December 11, 1838—Just as it had done for the last two years with similar variations on “The Gag Rule,” Congress acted to table abolitionist petitions without a hearing. It was to be expected that the five resolutions would be offered by the Democratic Party, which had first sought to curtail discussion of the contentious issue of slavery under President Andrew Jackson.
This time, however, the Congressman offering them was a Northerner, Charles Atherton of New Hampshire. The serious displeasure that Atherton incurred with colleagues from his section can be gauged by the fact that of all the resolutions that sustained the Gag Rule from 1836 through 1844, only Atherton had any named after him.
In his Second Inaugural Address, Abraham Lincoln implicitly recognized the shared responsibility of both sections of the country for slavery when he noted that God “gives to both North and South, this terrible war, as the woe due to those by whom the offence came.” In its most hideous form, he could have had in mind the “triangular trade” of molasses-to-rum-to-slaves among New England, Africa and the South.
But the “slave power” in Washington could not have existed without the political acquiescence of Northerners such as former President James Buchanan and, in the case of the Gag Rule, Charles Atherton.
In a prior post, I discussed the aborted career of the young South Carolina congressman who got the Gag Rule started in the first place, James Henry Hammond. Like Hammond, Atherton briefly achieved his dream of higher office (in Atherton’s case, the U.S. Senate), but both are better known for their infamous association not just with slavery but also with one of the most blatantly unconstitutional measures ever passed by Congress.
The fight against the Gag Rule has become known as the shining hour of ex-President John Quincy Adams. But the multiyear fight against curtailing the American people’s constitutionally guaranteed right of petition deserves to be far better known than it is, contends William Lee Miller, author of Arguing About Slavery, a history of the Gag Rule controversy.
That controversy is finally receiving attention from historians such as Miller. I was astonished to find out, for instance, that, for all its storytelling genius, Arthur Schlesinger’s The Age of Jackson (1945) does not include a page on the subject.
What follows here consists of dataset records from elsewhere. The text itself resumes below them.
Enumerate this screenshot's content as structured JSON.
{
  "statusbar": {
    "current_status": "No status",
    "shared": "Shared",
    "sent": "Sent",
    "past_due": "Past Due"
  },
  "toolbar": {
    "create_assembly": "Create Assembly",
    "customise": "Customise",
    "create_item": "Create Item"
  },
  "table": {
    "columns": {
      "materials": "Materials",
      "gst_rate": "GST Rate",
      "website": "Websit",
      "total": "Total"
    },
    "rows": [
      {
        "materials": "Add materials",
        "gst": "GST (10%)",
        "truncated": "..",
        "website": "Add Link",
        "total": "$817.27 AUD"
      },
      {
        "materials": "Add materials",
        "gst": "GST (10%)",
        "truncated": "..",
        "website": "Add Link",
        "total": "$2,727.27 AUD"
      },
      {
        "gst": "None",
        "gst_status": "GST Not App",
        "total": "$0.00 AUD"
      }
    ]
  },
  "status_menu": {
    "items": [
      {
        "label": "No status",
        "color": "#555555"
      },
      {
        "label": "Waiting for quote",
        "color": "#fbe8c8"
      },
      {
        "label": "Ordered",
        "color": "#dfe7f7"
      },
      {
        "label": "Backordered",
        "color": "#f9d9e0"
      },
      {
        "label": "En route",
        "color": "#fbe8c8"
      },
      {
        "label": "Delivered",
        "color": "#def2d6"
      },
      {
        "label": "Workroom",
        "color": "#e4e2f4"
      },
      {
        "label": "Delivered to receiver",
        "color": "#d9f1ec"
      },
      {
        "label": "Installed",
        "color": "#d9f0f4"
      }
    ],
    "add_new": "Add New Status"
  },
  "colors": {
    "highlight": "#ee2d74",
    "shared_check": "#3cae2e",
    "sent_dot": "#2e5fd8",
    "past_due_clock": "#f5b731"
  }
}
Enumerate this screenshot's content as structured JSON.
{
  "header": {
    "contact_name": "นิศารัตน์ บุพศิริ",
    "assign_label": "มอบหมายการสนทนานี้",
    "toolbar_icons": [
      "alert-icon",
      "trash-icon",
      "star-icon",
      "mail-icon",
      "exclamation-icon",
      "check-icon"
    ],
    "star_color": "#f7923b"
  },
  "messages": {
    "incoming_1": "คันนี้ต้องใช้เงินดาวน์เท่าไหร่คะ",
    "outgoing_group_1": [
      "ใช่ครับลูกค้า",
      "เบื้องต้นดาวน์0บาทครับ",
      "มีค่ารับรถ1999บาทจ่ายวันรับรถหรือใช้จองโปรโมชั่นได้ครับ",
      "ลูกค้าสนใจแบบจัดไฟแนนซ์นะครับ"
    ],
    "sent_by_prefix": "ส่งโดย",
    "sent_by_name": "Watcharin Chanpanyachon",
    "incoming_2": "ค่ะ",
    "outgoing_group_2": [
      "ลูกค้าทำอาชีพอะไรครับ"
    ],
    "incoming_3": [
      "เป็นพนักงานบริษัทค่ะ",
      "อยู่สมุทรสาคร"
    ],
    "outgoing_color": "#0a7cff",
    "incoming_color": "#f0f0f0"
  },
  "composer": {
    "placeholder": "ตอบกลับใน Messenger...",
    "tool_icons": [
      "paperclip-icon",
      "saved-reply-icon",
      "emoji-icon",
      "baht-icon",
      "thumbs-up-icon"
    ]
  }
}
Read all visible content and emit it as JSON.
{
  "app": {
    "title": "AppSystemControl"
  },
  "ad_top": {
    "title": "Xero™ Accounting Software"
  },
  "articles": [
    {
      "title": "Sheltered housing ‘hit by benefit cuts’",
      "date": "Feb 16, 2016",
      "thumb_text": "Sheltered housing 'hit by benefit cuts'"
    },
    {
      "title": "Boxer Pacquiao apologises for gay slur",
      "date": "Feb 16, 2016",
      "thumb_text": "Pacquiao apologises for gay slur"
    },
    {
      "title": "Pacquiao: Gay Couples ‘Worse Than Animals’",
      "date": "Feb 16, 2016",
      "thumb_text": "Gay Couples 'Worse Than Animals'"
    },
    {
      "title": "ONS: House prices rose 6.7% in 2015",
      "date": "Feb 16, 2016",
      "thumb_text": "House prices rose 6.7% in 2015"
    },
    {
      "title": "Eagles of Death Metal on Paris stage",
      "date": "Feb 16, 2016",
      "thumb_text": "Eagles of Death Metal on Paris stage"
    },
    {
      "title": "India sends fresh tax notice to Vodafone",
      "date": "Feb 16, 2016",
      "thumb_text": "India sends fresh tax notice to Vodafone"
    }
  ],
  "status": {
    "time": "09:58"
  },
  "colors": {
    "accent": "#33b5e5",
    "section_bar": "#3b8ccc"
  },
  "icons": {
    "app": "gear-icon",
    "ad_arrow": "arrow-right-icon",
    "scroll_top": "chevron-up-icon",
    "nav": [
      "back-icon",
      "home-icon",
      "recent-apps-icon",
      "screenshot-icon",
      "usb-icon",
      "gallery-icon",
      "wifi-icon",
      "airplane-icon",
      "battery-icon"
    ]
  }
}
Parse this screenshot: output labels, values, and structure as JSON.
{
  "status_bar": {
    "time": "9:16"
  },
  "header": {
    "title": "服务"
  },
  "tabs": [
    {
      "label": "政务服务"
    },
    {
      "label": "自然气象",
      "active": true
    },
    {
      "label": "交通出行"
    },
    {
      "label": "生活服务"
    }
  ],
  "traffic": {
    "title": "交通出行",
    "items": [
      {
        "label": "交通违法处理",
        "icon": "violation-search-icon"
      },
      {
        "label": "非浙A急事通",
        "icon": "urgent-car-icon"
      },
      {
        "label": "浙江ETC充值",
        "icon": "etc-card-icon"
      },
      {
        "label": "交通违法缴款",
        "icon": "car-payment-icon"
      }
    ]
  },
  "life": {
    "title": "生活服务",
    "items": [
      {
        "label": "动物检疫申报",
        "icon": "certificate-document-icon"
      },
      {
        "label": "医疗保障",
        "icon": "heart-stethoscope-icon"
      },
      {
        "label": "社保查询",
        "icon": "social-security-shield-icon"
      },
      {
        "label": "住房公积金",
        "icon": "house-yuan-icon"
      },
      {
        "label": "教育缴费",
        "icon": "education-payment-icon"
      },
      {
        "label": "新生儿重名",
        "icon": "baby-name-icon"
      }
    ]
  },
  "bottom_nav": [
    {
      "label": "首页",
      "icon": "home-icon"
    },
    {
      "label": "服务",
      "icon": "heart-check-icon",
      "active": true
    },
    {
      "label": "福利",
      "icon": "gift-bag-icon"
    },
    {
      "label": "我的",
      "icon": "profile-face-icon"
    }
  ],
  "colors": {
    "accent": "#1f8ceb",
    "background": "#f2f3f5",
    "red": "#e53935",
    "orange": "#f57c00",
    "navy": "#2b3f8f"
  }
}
By the early 1830s, the formation of Northern groups such as the American Anti-Slavery Society thrust the slavery issue squarely onto the agenda of Capitol Hill. Much like the abortion question nowadays, politicians by and large groaned at introducing a moral question into a realm where compromise and old-fashioned political horsetrading were the preferred means of operation. They had to find a way to avoid putting this vexatious question before the public. Thus, the “gag rule.”
Atherton’s resolutions represented the first and only instance when a Northern pressed these rules. The journal of abolitionist Congressman Joshua Giddings recorded “hissings and murmurs of contempt” when Atherton introduced it. In later years, Atherton’s infamy would be assured when he came to be nicknamed “Gag” Atherton.